Lalu semakin mendekati orang itu, dan memeganginya.
“Masih hidup,” desisnya perlahan.
Tukiyo menggoyang-goyangkan tubuh
orang itu, tapi dia tak bergerak. Rupanya dia jatuh dari atas tebing, karena
Tukiyo melihat ranting-ranting di sekitar tempat itu ada yang patah-patah,
mungkin tertimpa tubuhnya.
“Mas … mas … bangun mas …”
Tukiyo melihat ke sekeliling, tak ada
siapapun yang bisa menolongnya, karena memang Tukiyo tinggal di tempat yang
terpencil, jauh dari tetangga.
Tukiyo melupakan kailnya, mencoba
mengangkat tubuh laki-laki itu.
“Uh, agak berat, tapi aku harus
membawanya pulang. Semoga dia tidak mati,” kata Tukiyo sambil mengangkatnya,
lalu berjalan menyusuri sungai, ke arah yang berlawanan dari arah datangnya
tadi.
Ia tak mungkin memanjat tebing tinggi
itu, dan harus berjalan sampai menemukan tanah yang landai. Tukiyo berbadan
tinggi besar dan kuat, sehingga dengan mudah dia menggendongnya, dengan
menyampirkannya di pundaknya.
Agak jauh dia berjalan, sampai
kemudian tiba di rumahnya, dan meletakkan tubuhnya di balai-balai.
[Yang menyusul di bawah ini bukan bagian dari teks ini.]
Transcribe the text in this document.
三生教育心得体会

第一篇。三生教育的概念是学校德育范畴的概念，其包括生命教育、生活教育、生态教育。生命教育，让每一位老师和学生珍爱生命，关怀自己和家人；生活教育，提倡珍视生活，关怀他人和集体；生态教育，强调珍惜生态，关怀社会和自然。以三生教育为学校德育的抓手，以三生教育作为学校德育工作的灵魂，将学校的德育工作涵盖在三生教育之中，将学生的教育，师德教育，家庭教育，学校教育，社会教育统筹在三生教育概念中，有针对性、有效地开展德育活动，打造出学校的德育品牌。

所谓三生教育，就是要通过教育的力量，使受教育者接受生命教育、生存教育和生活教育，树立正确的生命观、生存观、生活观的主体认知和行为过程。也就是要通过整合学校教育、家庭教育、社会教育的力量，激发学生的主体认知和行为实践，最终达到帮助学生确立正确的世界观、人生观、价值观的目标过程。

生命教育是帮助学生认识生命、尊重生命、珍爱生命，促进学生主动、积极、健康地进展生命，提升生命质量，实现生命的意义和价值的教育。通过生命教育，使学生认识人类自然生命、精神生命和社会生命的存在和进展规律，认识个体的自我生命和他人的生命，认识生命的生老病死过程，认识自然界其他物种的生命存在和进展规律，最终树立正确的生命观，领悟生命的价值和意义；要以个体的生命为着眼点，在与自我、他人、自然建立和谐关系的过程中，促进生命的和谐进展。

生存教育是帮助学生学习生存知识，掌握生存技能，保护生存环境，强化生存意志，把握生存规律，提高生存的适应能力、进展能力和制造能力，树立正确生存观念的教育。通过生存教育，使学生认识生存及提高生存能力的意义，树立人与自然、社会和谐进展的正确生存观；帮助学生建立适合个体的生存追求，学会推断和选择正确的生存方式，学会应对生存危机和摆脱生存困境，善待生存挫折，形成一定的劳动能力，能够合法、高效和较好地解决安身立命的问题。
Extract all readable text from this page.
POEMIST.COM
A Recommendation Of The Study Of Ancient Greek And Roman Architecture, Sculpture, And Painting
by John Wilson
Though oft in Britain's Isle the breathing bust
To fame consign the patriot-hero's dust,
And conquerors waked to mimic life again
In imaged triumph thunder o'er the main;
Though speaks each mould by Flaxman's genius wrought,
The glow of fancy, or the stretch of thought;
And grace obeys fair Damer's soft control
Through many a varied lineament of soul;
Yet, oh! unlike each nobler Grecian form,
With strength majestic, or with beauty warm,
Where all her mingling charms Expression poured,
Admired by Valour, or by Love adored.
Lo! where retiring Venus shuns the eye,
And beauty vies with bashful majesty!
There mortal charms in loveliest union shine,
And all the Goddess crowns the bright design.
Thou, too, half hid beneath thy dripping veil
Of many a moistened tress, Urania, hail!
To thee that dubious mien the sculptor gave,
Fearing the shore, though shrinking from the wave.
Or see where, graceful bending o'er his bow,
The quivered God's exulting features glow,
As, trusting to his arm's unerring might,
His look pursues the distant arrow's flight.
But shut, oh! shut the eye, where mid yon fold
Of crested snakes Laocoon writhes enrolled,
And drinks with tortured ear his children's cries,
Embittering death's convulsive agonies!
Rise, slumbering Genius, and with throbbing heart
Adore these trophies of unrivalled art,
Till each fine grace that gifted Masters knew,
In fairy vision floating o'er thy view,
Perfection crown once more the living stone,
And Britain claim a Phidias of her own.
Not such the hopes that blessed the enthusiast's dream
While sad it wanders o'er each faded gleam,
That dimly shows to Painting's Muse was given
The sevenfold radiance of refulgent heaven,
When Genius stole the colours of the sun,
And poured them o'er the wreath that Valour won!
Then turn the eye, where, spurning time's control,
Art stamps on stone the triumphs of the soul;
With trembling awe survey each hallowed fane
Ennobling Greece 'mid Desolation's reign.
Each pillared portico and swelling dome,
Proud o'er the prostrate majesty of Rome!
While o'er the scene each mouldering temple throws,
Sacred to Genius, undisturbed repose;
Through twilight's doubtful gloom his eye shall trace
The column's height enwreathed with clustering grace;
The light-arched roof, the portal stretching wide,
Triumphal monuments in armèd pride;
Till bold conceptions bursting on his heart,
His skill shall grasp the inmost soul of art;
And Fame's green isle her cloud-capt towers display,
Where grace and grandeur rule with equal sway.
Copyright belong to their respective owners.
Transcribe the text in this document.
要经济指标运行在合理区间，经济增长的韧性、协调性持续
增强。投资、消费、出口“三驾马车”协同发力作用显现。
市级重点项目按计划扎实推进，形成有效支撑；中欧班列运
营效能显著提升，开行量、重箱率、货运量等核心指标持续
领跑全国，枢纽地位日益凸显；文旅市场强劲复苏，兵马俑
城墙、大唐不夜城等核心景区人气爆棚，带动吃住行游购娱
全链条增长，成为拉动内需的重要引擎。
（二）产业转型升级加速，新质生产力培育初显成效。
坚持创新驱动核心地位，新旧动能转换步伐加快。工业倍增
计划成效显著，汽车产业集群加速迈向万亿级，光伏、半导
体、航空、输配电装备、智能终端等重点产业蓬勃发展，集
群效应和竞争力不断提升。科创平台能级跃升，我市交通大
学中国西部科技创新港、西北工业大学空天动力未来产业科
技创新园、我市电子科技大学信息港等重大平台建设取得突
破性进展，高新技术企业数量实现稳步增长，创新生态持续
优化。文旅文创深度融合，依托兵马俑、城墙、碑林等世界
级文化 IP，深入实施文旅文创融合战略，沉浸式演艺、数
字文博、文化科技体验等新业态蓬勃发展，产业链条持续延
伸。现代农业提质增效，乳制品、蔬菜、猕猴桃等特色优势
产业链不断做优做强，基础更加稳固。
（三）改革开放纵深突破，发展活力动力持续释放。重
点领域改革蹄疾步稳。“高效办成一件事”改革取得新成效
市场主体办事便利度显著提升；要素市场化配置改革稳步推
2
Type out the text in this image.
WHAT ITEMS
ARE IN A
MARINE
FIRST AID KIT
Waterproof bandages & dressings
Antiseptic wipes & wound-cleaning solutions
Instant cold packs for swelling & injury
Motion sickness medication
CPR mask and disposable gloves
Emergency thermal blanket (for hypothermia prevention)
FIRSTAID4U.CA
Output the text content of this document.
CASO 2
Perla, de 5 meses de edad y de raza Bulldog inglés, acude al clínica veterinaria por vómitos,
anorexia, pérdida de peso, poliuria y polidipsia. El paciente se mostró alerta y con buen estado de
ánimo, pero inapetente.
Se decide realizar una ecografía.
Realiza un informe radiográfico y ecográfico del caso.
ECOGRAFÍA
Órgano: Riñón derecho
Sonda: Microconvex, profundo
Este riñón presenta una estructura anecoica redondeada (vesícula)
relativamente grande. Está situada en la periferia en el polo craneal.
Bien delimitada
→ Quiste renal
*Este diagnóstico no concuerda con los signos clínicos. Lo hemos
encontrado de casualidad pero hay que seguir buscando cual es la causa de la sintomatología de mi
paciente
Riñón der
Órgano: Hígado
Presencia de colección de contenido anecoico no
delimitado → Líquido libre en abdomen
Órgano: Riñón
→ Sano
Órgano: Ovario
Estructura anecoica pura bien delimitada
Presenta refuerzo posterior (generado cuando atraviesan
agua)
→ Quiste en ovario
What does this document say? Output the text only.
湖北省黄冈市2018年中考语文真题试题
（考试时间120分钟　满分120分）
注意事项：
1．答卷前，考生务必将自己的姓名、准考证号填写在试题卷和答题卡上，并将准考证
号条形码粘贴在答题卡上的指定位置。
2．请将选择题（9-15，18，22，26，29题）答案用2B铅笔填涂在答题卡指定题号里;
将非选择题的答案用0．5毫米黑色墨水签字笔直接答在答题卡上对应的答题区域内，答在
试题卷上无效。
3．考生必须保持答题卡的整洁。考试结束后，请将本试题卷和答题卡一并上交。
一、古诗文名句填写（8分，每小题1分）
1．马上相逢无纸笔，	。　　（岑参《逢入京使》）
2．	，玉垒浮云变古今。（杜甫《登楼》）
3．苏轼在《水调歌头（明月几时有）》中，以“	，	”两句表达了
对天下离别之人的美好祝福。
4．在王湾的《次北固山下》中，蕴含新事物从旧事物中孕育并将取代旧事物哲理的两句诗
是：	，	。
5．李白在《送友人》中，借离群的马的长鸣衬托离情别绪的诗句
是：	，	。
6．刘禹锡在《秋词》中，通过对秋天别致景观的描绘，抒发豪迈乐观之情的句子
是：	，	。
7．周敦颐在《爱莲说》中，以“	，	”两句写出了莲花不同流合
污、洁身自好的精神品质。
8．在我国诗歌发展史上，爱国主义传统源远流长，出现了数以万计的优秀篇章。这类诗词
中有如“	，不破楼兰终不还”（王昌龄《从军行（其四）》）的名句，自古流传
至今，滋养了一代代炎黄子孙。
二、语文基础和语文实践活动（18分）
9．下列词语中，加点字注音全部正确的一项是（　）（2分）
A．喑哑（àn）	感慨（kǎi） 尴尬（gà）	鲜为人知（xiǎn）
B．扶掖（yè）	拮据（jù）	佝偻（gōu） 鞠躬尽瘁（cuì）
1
“Sunthi !” teriaknya sambil terengah.
Bagaimanapun berjalan sambil menggendong laki-laki itu juga menguras seluruh
tenaganya.
“Sunthiiii!” teriaknya lebih keras.
Sunthi yang tergopoh mendekati
sangat terkejut melihat seorang laki-laki terbaring di balai-balai.
“Ini siapa pak? Mati kah?” pekiknya.
“Hush. Dia masih hidup. Cepat
ambilkan baju bapak yang bersih, bajunya harus digantikan, dia kedinginan. Aku
akan mencari daun lamtoro untuk mengobati lukanya.
Sunthi mengambil baju ayahnya dan
mendekat.
“Gantikan, Sunthi, aku harus mencari
daun obat.”
Sunthi termangu. Masa dia harus
menggantikan bajunya? Melihatnya telanjang dong. Wajah Sunthi memerah. Tak
pernah dibayangkannya dia akan menelanjangi seorang laki-laki, muda dan tampan
pula, lalu menggantikan bajunya. Sunthi mundur beberapa langkah.
“Ogah aku Pak, Bapak saja yang
menggantikan bajunya, biar aku yang mencari daun lamtoro.
Tukiyo baru sadar, anaknya seorang
gadis, dan korban yang tak sadar itu seorang laki-laki.
“Oh, iya … baiklah. Cari yang masih
muda, juga daun sambiloto ya,” pesan Tukiyo.
Sunthi berlari keluar, melakukan
pesan ayahnya.
Tukiyo segera membuka semua baju laki-laki
itu, dan menggantikannya dengan bajunya sendiri yang sudah disiapkan oleh
Sunthi.
Lalu Tukiyo mengambil air dari
termos, ditaruhnya di mangkuk, dan mencari kain lap untuk membersihkan lukanya.
Tukiyo mencari-cari, dan menemukan sebuah minyak gosok milik istrinya. Istrinya
memang selalu punya minyak gosok, karena seringkali merasa penat sepulang dari
pasar.
Tukiyo membalurkan minyak itu ke
seluruh tubuhnya.
“Jangan mati ya Nak, kamu harus
hidup. Kenapa tadi sampai terjatuh dari tebing. Kasihan sekali nak,” gumam
Tukiyo sambil terus menggosok dan memijit tubuh laki-laki itu.
Tukiyo juga membuatkan teh manis,
yang kemudian di sendokkannya setetes demi setetes ke mulutnya.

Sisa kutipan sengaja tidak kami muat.